Le café en question surplombe la chaussée sur laquelle défilent des voitures, à grande vitesse. Nous grimpons les quatre marches conduisant à la cathédrale de la fève de cacao dissipant son arôme dans une atmosphère emplie de vapeur qui sont à la fois parfum de viennoiserie et de « chichas ». Les deux salles aux boiseries lustrées sont presque pleines. Avisant une table, quasi isolée, située près du couloir qui conduit aux pièces de service, nous l’investissons sans nous consulter.
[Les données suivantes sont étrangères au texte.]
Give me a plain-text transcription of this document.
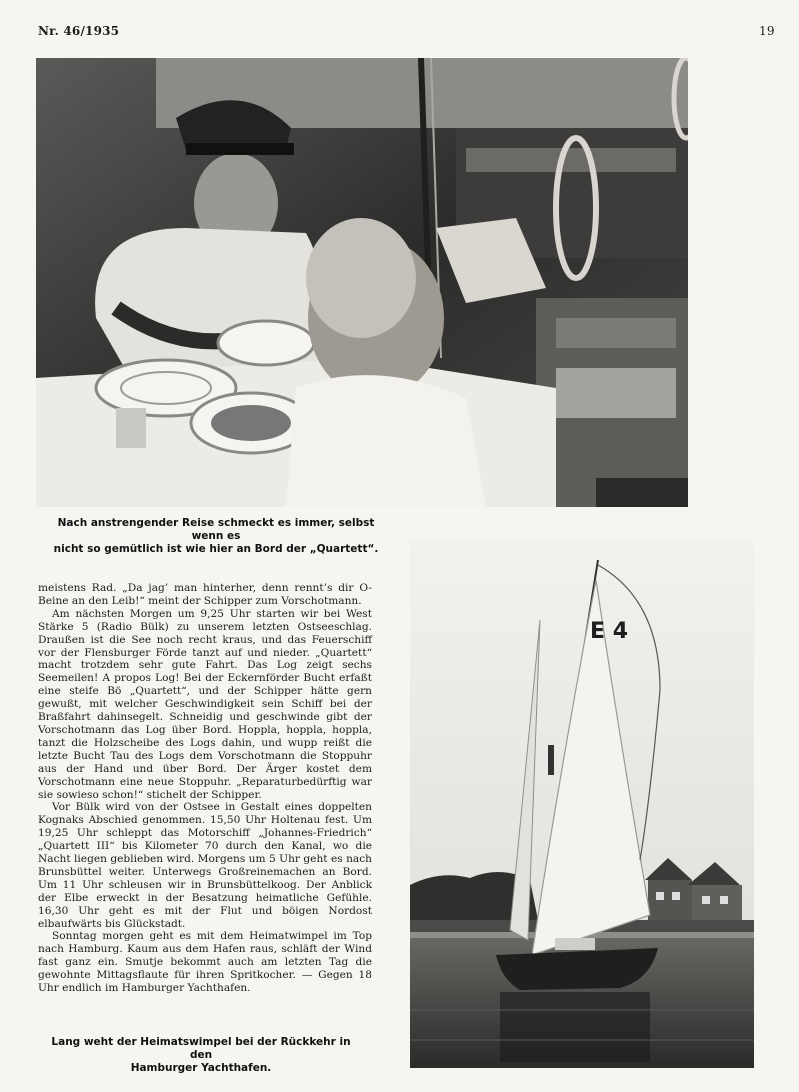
Nr. 46/1935	19
Nach anstrengender Reise schmeckt es immer, selbst wenn es
nicht so gemütlich ist wie hier an Bord der „Quartett“.

meistens Rad. „Da jag’ man hinterher, denn rennt’s dir O-Beine an den Leib!“ meint der Schipper zum Vorschotmann.

Am nächsten Morgen um 9,25 Uhr starten wir bei West Stärke 5 (Radio Bülk) zu unserem letzten Ostseeschlag. Draußen ist die See noch recht kraus, und das Feuerschiff vor der Flensburger Förde tanzt auf und nieder. „Quartett“ macht trotzdem sehr gute Fahrt. Das Log zeigt sechs Seemeilen! A propos Log! Bei der Eckernförder Bucht erfaßt eine steife Bö „Quartett“, und der Schipper hätte gern gewußt, mit welcher Geschwindigkeit sein Schiff bei der Braßfahrt dahinsegelt. Schneidig und geschwinde gibt der Vorschotmann das Log über Bord. Hoppla, hoppla, hoppla, tanzt die Holzscheibe des Logs dahin, und wupp reißt die letzte Bucht Tau des Logs dem Vorschotmann die Stoppuhr aus der Hand und über Bord. Der Ärger kostet dem Vorschotmann eine neue Stoppuhr. „Reparaturbedürftig war sie sowieso schon!“ stichelt der Schipper.

Vor Bülk wird von der Ostsee in Gestalt eines doppelten Kognaks Abschied genommen. 15,50 Uhr Holtenau fest. Um 19,25 Uhr schleppt das Motorschiff „Johannes-Friedrich“ „Quartett III“ bis Kilometer 70 durch den Kanal, wo die Nacht liegen geblieben wird. Morgens um 5 Uhr geht es nach Brunsbüttel weiter. Unterwegs Großreinemachen an Bord. Um 11 Uhr schleusen wir in Brunsbüttelkoog. Der Anblick der Elbe erweckt in der Besatzung heimatliche Gefühle. 16,30 Uhr geht es mit der Flut und böigen Nordost elbaufwärts bis Glückstadt.

Sonntag morgen geht es mit dem Heimatwimpel im Top nach Hamburg. Kaum aus dem Hafen raus, schläft der Wind fast ganz ein. Smutje bekommt auch am letzten Tag die gewohnte Mittagsflaute für ihren Spritkocher. — Gegen 18 Uhr endlich im Hamburger Yachthafen.

E 4
Lang weht der Heimatswimpel bei der Rückkehr in den
Hamburger Yachthafen.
Je dis à sid’Ahmed :
-C’est dans la foulée de la loi que tu viens d’évoquer que fut créée, plusieurs décades plus tard, en 1948, l’Etat d’Israël, en terre palestinienne. Quelques années plus tard, on vit apparaître dans les journaux et on entendit dans les radios, pour la première fois le terme d’antisionisme. C’est alors que se produisit dans la conscience collective occidentale une métamorphose soudaine : l’amour des juifs et la haine des arabo-musulmans. Depuis le venin des démocraties occidentales se déverse sur les peuples arabo-musulmans, sous forme de bombardements, de pillage, de déplacement des populations…, au nom d’une idéologie nouvelle qu’on pourrait qualifier d’anti-islamo-arabe à l’instar de l’antisémitisme.
Une jolie fille stylée apporte les deux cafés et la bouteille d’eau minérale, alors que nous continuons de deviser sur l’avenir du monde.